On These I Stand
$2.50
HARPER
COUNTEE CULLEN has been treated by reviewers of the last twenty years in ways he certainly could not control and probably did not invite. In their eagerness to find a poet who could express the tremendous art-force of the American Negro, the reviewers have hailed book after book as a promise of great things to come. Now Cullen’s untimely death has put a last period to promise. This edition of his selected poems is total. And if the total disappoints the large claims that have been made for him, Countee Cullen may yet be remembered in years to come as one of the most engaging early voices of a great body of literature which only recently has begun to emerge.
Though circumstance made it inevitable that Cullen treat racial themes, his natural impulse seems to be toward the literary poem. One feels he is happiest in his sonnets to Keats and in his variations of the “made ballad" (as opposed to the “artless ballad”). At his best (“A Brown Girl Dead,”“Incident,”and the familiar “Heritage” among others) Cullen shows a real gift for the neat, sensitive, and immediate lyric. When the observation contained in the poem is direct and personal, dealing immediately with people seen and events that really occurred, the poems emerge movingly.

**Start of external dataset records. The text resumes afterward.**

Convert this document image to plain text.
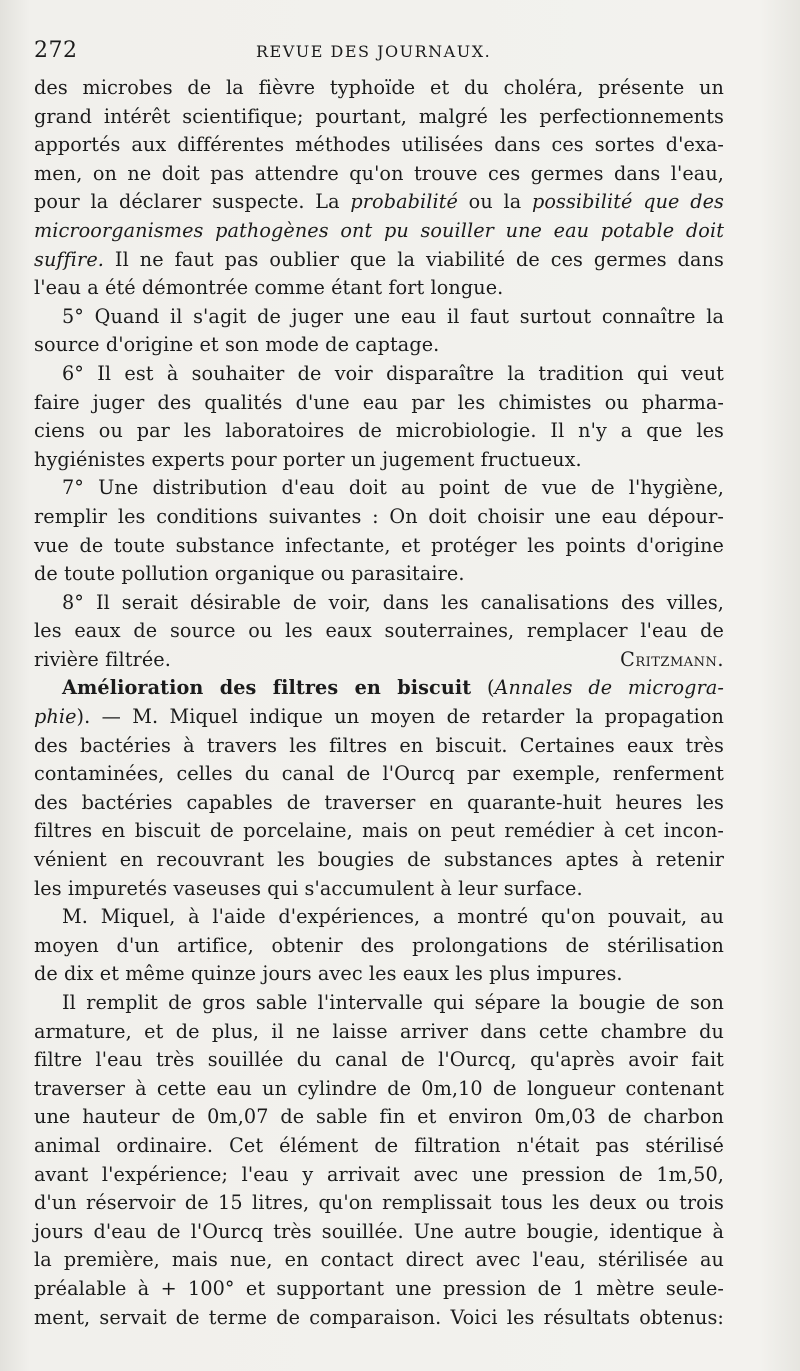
272	REVUE DES JOURNAUX.
des microbes de la fièvre typhoïde et du choléra, présente un
grand intérêt scientifique; pourtant, malgré les perfectionnements
apportés aux différentes méthodes utilisées dans ces sortes d'exa-
men, on ne doit pas attendre qu'on trouve ces germes dans l'eau,
pour la déclarer suspecte. La probabilité ou la possibilité que des
microorganismes pathogènes ont pu souiller une eau potable doit
suffire. Il ne faut pas oublier que la viabilité de ces germes dans
l'eau a été démontrée comme étant fort longue.
5° Quand il s'agit de juger une eau il faut surtout connaître la
source d'origine et son mode de captage.
6° Il est à souhaiter de voir disparaître la tradition qui veut
faire juger des qualités d'une eau par les chimistes ou pharma-
ciens ou par les laboratoires de microbiologie. Il n'y a que les
hygiénistes experts pour porter un jugement fructueux.
7° Une distribution d'eau doit au point de vue de l'hygiène,
remplir les conditions suivantes : On doit choisir une eau dépour-
vue de toute substance infectante, et protéger les points d'origine
de toute pollution organique ou parasitaire.
8° Il serait désirable de voir, dans les canalisations des villes,
les eaux de source ou les eaux souterraines, remplacer l'eau de
rivière filtrée.	Critzmann.
Amélioration des filtres en biscuit (Annales de microgra-
phie). — M. Miquel indique un moyen de retarder la propagation
des bactéries à travers les filtres en biscuit. Certaines eaux très
contaminées, celles du canal de l'Ourcq par exemple, renferment
des bactéries capables de traverser en quarante-huit heures les
filtres en biscuit de porcelaine, mais on peut remédier à cet incon-
vénient en recouvrant les bougies de substances aptes à retenir
les impuretés vaseuses qui s'accumulent à leur surface.
M. Miquel, à l'aide d'expériences, a montré qu'on pouvait, au
moyen d'un artifice, obtenir des prolongations de stérilisation
de dix et même quinze jours avec les eaux les plus impures.
Il remplit de gros sable l'intervalle qui sépare la bougie de son
armature, et de plus, il ne laisse arriver dans cette chambre du
filtre l'eau très souillée du canal de l'Ourcq, qu'après avoir fait
traverser à cette eau un cylindre de 0m,10 de longueur contenant
une hauteur de 0m,07 de sable fin et environ 0m,03 de charbon
animal ordinaire. Cet élément de filtration n'était pas stérilisé
avant l'expérience; l'eau y arrivait avec une pression de 1m,50,
d'un réservoir de 15 litres, qu'on remplissait tous les deux ou trois
jours d'eau de l'Ourcq très souillée. Une autre bougie, identique à
la première, mais nue, en contact direct avec l'eau, stérilisée au
préalable à + 100° et supportant une pression de 1 mètre seule-
ment, servait de terme de comparaison. Voici les résultats obtenus:
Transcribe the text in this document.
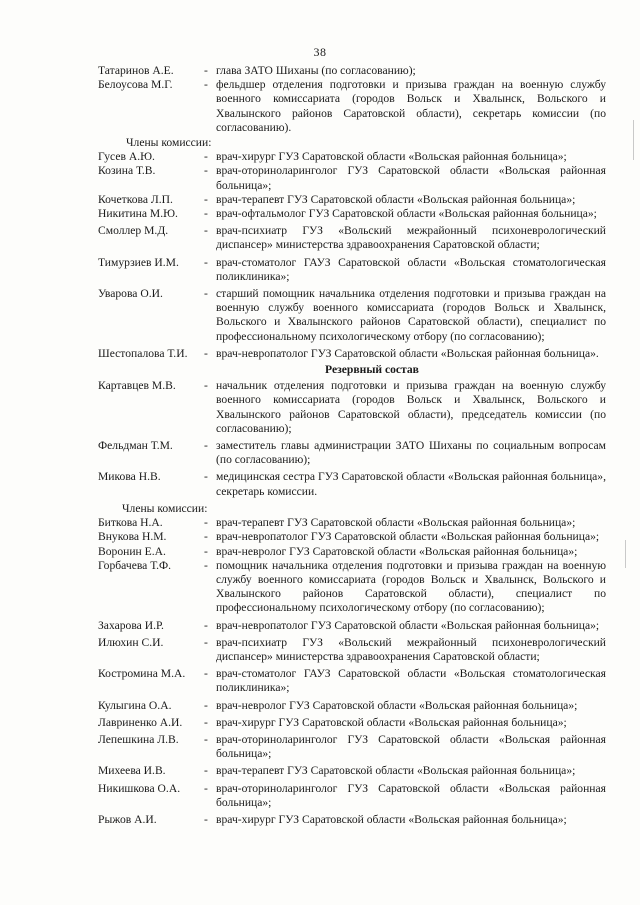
38
Татаринов А.Е.	- глава ЗАТО Шиханы (по согласованию);
Белоусова М.Г.	- фельдшер отделения подготовки и призыва граждан на военную службу военного комиссариата (городов Вольск и Хвалынск, Вольского и Хвалынского районов Саратовской области), секретарь комиссии (по согласованию).
Члены комиссии:
Гусев А.Ю.	- врач-хирург ГУЗ Саратовской области «Вольская районная больница»;
Козина Т.В.	- врач-оториноларинголог ГУЗ Саратовской области «Вольская районная больница»;
Кочеткова Л.П.	- врач-терапевт ГУЗ Саратовской области «Вольская районная больница»;
Никитина М.Ю.	- врач-офтальмолог ГУЗ Саратовской области «Вольская районная больница»;
Смоллер М.Д.	- врач-психиатр ГУЗ «Вольский межрайонный психоневрологический диспансер» министерства здравоохранения Саратовской области;
Тимурзиев И.М.	- врач-стоматолог ГАУЗ Саратовской области «Вольская стоматологическая поликлиника»;
Уварова О.И.	- старший помощник начальника отделения подготовки и призыва граждан на военную службу военного комиссариата (городов Вольск и Хвалынск, Вольского и Хвалынского районов Саратовской области), специалист по профессиональному психологическому отбору (по согласованию);
Шестопалова Т.И.	- врач-невропатолог ГУЗ Саратовской области «Вольская районная больница».
Резервный состав
Картавцев М.В.	- начальник отделения подготовки и призыва граждан на военную службу военного комиссариата (городов Вольск и Хвалынск, Вольского и Хвалынского районов Саратовской области), председатель комиссии (по согласованию);
Фельдман Т.М.	- заместитель главы администрации ЗАТО Шиханы по социальным вопросам (по согласованию);
Микова Н.В.	- медицинская сестра ГУЗ Саратовской области «Вольская районная больница», секретарь комиссии.
Члены комиссии:
Биткова Н.А.	- врач-терапевт ГУЗ Саратовской области «Вольская районная больница»;
Внукова Н.М.	- врач-невропатолог ГУЗ Саратовской области «Вольская районная больница»;
Воронин Е.А.	- врач-невролог ГУЗ Саратовской области «Вольская районная больница»;
Горбачева Т.Ф.	- помощник начальника отделения подготовки и призыва граждан на военную службу военного комиссариата (городов Вольск и Хвалынск, Вольского и Хвалынского районов Саратовской области), специалист по профессиональному психологическому отбору (по согласованию);
Захарова И.Р.	- врач-невропатолог ГУЗ Саратовской области «Вольская районная больница»;
Илюхин С.И.	- врач-психиатр ГУЗ «Вольский межрайонный психоневрологический диспансер» министерства здравоохранения Саратовской области;
Костромина М.А.	- врач-стоматолог ГАУЗ Саратовской области «Вольская стоматологическая поликлиника»;
Кулыгина О.А.	- врач-невролог ГУЗ Саратовской области «Вольская районная больница»;
Лавриненко А.И.	- врач-хирург ГУЗ Саратовской области «Вольская районная больница»;
Лепешкина Л.В.	- врач-оториноларинголог ГУЗ Саратовской области «Вольская районная больница»;
Михеева И.В.	- врач-терапевт ГУЗ Саратовской области «Вольская районная больница»;
Никишкова О.А.	- врач-оториноларинголог ГУЗ Саратовской области «Вольская районная больница»;
Рыжов А.И.	- врач-хирург ГУЗ Саратовской области «Вольская районная больница»;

Too often, however, the treatment is marred by a taint of “artiness" that is too obviously derivative. The grand Millay manner studded with “I fain would,”"albeit,”and “yet do I ponder" is a bit too coyly of the Village and the High Twenties to be carved on the lynching tree. This taint of artiness, an overready reliance on the poetic cliché, a weakness for bookish literary forms, and a regrettable insensitivity to the spoken language flaw too many of the poems. It is for the one poem in ten that emerges whole that Countee Cullen will be remembered.